Apart from recognition of women’s work as workers and peasants, the campaign would highlight the need for regularisation, minimum wages and pension for scheme workers. They resolved to include issues related to unpaid and unequal wages and about contracting women’s work participation in addition to rising problems of job losses and unemployment.

The AICCWW said that they would raise awareness on burning issues like the unprecedented rise in prices of cooking gas and petroleum products and essential commodities, increasing violence against women and children during the campaign this year.

Long-pending issues like removal of all protective legislations and entitlements for women and the representation of women in elected bodies including 33 per cent reservation in parliament and assemblies would also be raised in the campaign, the committee said. 

Working women have taken up a massive campaign exposing the policies of the government to reach the unreached. Efforts are being made for joint activities with fraternal mass organisations and the women’s subcommittees of fraternal trade union organisations in the planning and observance of the International Women’s Day, it said.

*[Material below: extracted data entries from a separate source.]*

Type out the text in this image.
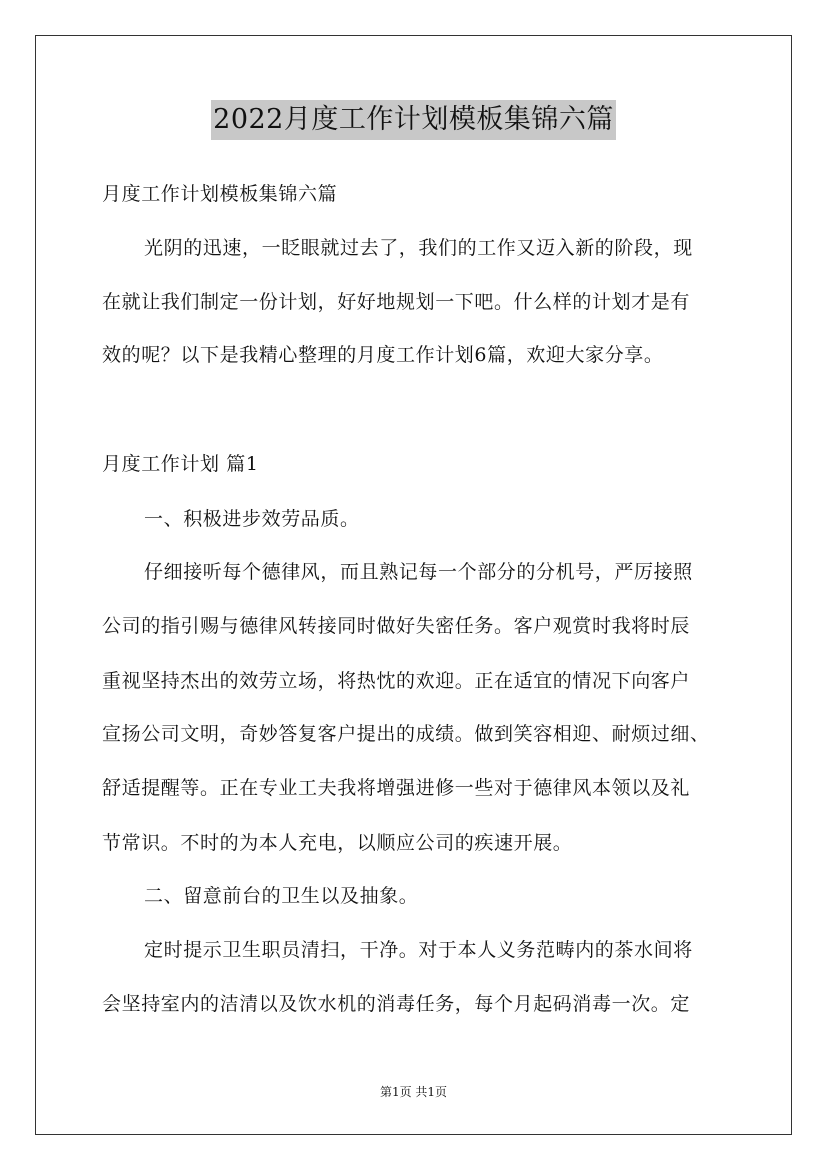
2022月度工作计划模板集锦六篇
月度工作计划模板集锦六篇
光阴的迅速，一眨眼就过去了，我们的工作又迈入新的阶段，现
在就让我们制定一份计划，好好地规划一下吧。什么样的计划才是有
效的呢？以下是我精心整理的月度工作计划6篇，欢迎大家分享。
月度工作计划 篇1
一、积极进步效劳品质。
仔细接听每个德律风，而且熟记每一个部分的分机号，严厉接照
公司的指引赐与德律风转接同时做好失密任务。客户观赏时我将时辰
重视坚持杰出的效劳立场，将热忱的欢迎。正在适宜的情况下向客户
宣扬公司文明，奇妙答复客户提出的成绩。做到笑容相迎、耐烦过细、
舒适提醒等。正在专业工夫我将增强进修一些对于德律风本领以及礼
节常识。不时的为本人充电，以顺应公司的疾速开展。
二、留意前台的卫生以及抽象。
定时提示卫生职员清扫，干净。对于本人义务范畴内的茶水间将
会坚持室内的洁清以及饮水机的消毒任务，每个月起码消毒一次。定
第1页 共1页
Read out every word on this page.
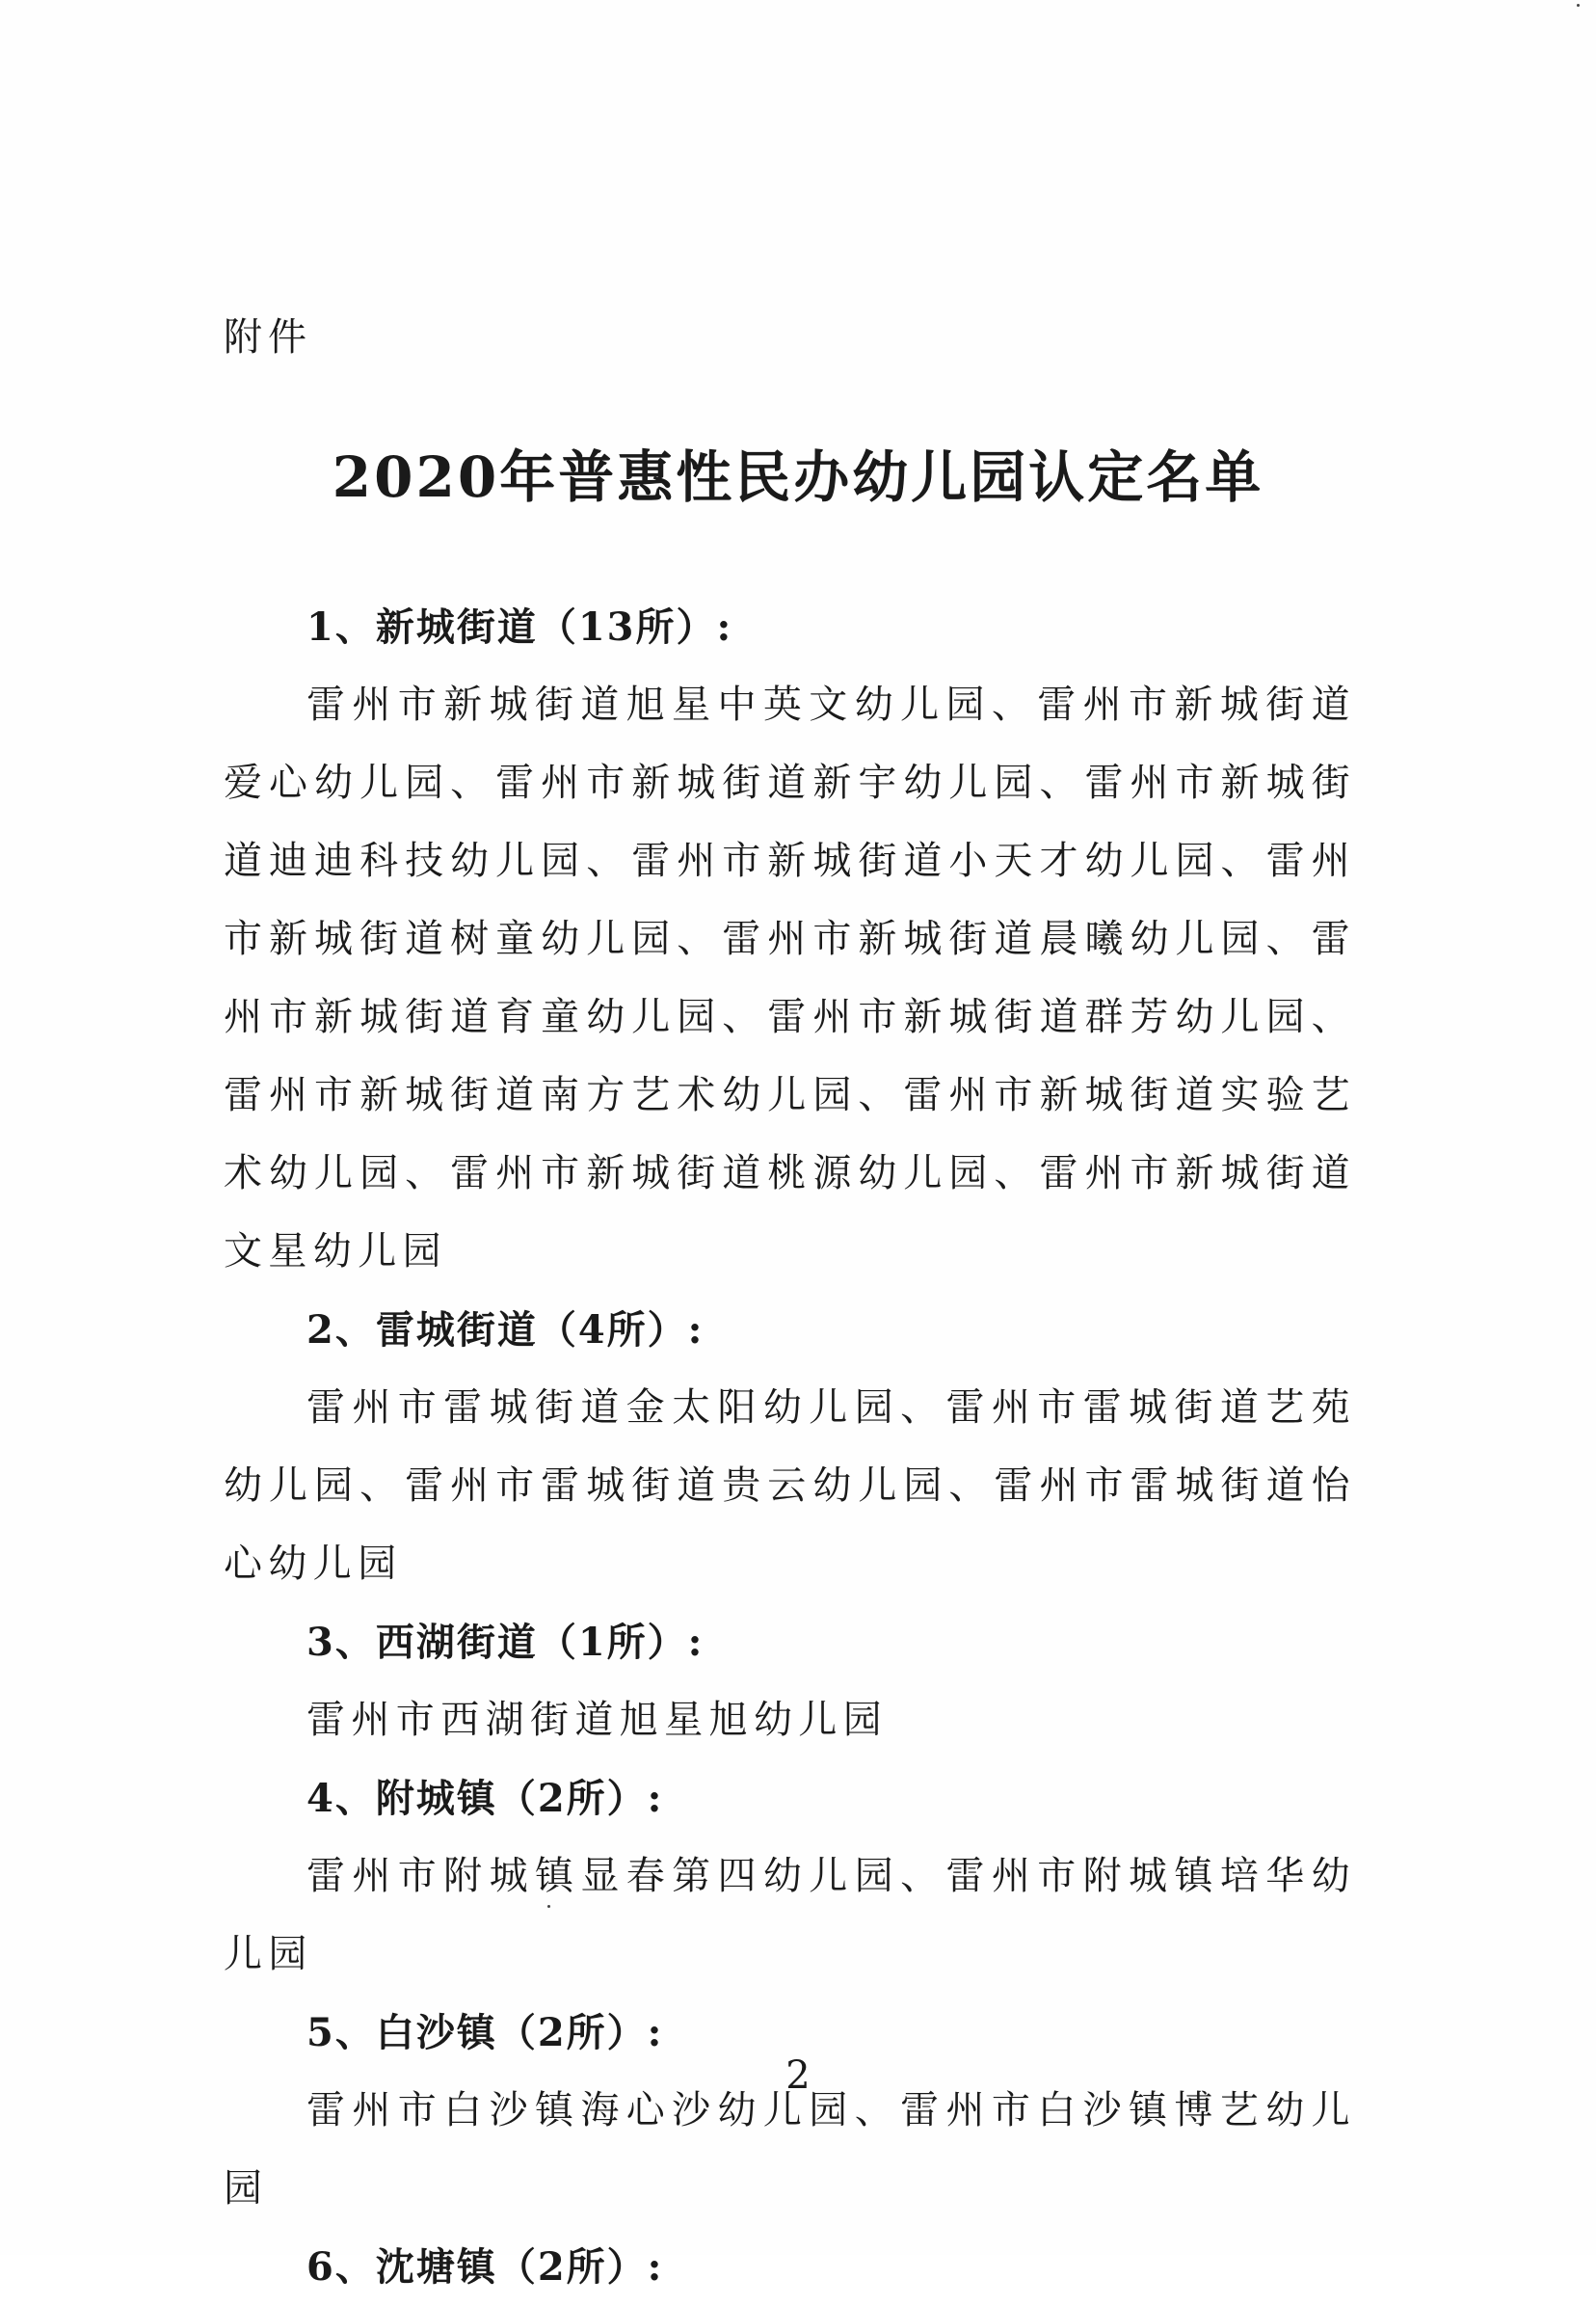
附件
2020年普惠性民办幼儿园认定名单
1、新城街道（13所）:

雷州市新城街道旭星中英文幼儿园、雷州市新城街道爱心幼儿园、雷州市新城街道新宇幼儿园、雷州市新城街道迪迪科技幼儿园、雷州市新城街道小天才幼儿园、雷州市新城街道树童幼儿园、雷州市新城街道晨曦幼儿园、雷州市新城街道育童幼儿园、雷州市新城街道群芳幼儿园、雷州市新城街道南方艺术幼儿园、雷州市新城街道实验艺术幼儿园、雷州市新城街道桃源幼儿园、雷州市新城街道文星幼儿园

2、雷城街道（4所）:

雷州市雷城街道金太阳幼儿园、雷州市雷城街道艺苑幼儿园、雷州市雷城街道贵云幼儿园、雷州市雷城街道怡心幼儿园

3、西湖街道（1所）:

雷州市西湖街道旭星旭幼儿园

4、附城镇（2所）:

雷州市附城镇显春第四幼儿园、雷州市附城镇培华幼儿园

5、白沙镇（2所）:

雷州市白沙镇海心沙幼儿园、雷州市白沙镇博艺幼儿园

6、沈塘镇（2所）:
2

They demanded immediate time-bound action on 12 demands including recognition of women’s work as workers and farmers; inclusion of women’s unpaid and underpaid work in the GDP and taking specific measures to reduce women’s unpaid work such as provisions for adequate water to each household, subsidised cooking gas, arrangement for childcare (crèches) and elderly care etc. They demanded regularisation of scheme workers as workers/employees with minimum wages and social security as per the recommendations of 45th ILC. Equal wages for equal work for women in all sectors, strict implementation of POSH Act in all workplaces, effective measures to prevent violence against women and implementation of Justice Verma Committee recommendations are among the listed demands.
The AICCWW demanded the government to take up legal measures to promulgate amendments in all laws for joint pattas including under Forest Rights Act to ensure women’s land rights. Special priority to be given to single women headed households including widows, abandoned and deserted women. Women farmers must be included in all government schemes for farmers. They also demanded an Act to provide 33 per cent reservation for women in all legislative bodies at the earliest.
They also demanded withdrawal of labour codes, farm acts and Electricity Amendment Bill. They demanded the government to stop privatisation of PSEs and services, and ensure public health services to all.
Arresting price rise, withdrawal of increase in the prices of cooking gas and other petroleum products, free ration including all essential items to all and income support of Rs 7,500 per month to all non-tax paying families are among the major demands put out by the committee.
The AICCWW also demanded the government to create more job opportunities for women, special schemes for income support to all those who lost jobs and to ensure 200 days work in MNREGA at Rs 600 per day and to extend the scheme to urban areas as well.